Recent advances have introduced treatment options, including VMAT2 inhibitors, for patients with tardive dyskinesia (TD), which help suppress symptoms, though they do not address the underlying causes. TD remains a critical issue, especially as it can worsen with age and prolonged antipsychotic use. Early diagnosis and preventive strategies, such as regular screening and antipsychotic dose adjustments, are crucial for managing the disorder.

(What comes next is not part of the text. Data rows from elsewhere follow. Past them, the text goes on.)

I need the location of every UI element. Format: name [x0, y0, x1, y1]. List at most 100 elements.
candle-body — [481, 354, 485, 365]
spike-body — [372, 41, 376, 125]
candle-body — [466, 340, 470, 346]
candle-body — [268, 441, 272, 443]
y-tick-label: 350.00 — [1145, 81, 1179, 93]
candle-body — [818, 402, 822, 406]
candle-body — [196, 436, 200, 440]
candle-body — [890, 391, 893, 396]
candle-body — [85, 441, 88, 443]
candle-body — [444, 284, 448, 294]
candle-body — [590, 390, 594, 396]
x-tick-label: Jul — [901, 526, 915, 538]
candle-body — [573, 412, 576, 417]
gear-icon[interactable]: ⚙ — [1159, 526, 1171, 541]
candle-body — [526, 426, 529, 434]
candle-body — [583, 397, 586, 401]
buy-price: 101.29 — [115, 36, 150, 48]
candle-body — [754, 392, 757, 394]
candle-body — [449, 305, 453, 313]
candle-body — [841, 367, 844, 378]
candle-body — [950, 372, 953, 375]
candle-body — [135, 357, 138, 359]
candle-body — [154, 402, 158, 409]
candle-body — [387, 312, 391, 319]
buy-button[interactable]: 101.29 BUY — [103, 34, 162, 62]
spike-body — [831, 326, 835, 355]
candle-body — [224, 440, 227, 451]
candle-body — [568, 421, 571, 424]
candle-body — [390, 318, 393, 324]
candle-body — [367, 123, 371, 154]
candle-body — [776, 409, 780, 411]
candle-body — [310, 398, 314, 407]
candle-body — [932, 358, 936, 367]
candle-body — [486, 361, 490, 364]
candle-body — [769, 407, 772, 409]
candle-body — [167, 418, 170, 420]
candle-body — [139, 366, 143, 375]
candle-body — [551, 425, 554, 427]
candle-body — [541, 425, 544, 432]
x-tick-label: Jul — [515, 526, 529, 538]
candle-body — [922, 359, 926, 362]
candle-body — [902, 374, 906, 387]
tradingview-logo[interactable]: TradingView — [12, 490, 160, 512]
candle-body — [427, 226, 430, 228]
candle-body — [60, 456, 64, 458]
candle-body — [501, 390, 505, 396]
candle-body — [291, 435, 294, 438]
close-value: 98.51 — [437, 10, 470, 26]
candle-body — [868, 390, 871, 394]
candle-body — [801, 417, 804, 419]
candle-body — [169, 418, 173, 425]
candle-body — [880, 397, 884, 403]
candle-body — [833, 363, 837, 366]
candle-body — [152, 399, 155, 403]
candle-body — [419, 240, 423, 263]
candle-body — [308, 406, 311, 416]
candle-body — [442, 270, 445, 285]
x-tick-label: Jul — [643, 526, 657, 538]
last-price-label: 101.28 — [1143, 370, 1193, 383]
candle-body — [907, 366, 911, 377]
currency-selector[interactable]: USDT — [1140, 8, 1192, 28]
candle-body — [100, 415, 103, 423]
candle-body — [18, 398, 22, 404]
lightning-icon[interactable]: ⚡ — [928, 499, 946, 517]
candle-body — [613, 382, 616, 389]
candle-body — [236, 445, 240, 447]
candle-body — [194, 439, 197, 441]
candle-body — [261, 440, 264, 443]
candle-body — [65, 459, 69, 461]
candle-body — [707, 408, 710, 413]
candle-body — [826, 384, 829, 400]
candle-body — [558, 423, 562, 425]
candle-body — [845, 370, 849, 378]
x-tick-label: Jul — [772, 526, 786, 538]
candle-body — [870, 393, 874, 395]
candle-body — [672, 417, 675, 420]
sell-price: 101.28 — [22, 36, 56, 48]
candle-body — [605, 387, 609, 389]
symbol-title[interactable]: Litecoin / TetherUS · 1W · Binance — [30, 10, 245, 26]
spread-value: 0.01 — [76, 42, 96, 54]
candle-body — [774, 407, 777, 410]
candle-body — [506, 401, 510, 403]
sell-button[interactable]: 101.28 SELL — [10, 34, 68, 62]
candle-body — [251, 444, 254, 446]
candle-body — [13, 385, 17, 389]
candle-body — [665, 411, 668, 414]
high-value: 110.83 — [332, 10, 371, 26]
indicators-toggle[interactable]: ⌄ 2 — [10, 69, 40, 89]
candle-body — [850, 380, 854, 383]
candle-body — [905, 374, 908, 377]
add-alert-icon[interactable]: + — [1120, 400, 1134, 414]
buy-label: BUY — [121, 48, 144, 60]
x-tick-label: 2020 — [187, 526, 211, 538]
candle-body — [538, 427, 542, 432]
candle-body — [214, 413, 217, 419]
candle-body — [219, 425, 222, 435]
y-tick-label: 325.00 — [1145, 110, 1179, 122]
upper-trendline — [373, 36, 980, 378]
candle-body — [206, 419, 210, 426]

The treatment of TD involves a comprehensive approach, combining medication adjustments, preventive screening, and patient-caregiver discussions. While several agents, such as VMAT2 inhibitors, have shown promise, many clinical trials for alternative treatments have been methodologically flawed, leaving questions about their effectiveness. The dopamine supersensitivity hypothesis, which suggests that TD is triggered by prolonged dopamine D2-receptor blockade, remains a central theory, but it doesn’t fully explain the disorder’s complexity. New treatments targeting non-dopaminergic pathways, including glutamate, acetylcholine, and gamma-aminobutyric acid agents, offer potential for more effective management. Future research should focus on better understanding these mechanisms and exploring therapies that address the underlying causes of TD.
Reference: Caroff SN. Recent Advances in the Pharmacology of Tardive Dyskinesia. Clin Psychopharmacol Neurosci. 2020;18(4):493-506. doi: 10.9758/cpn.2020.18.4.493.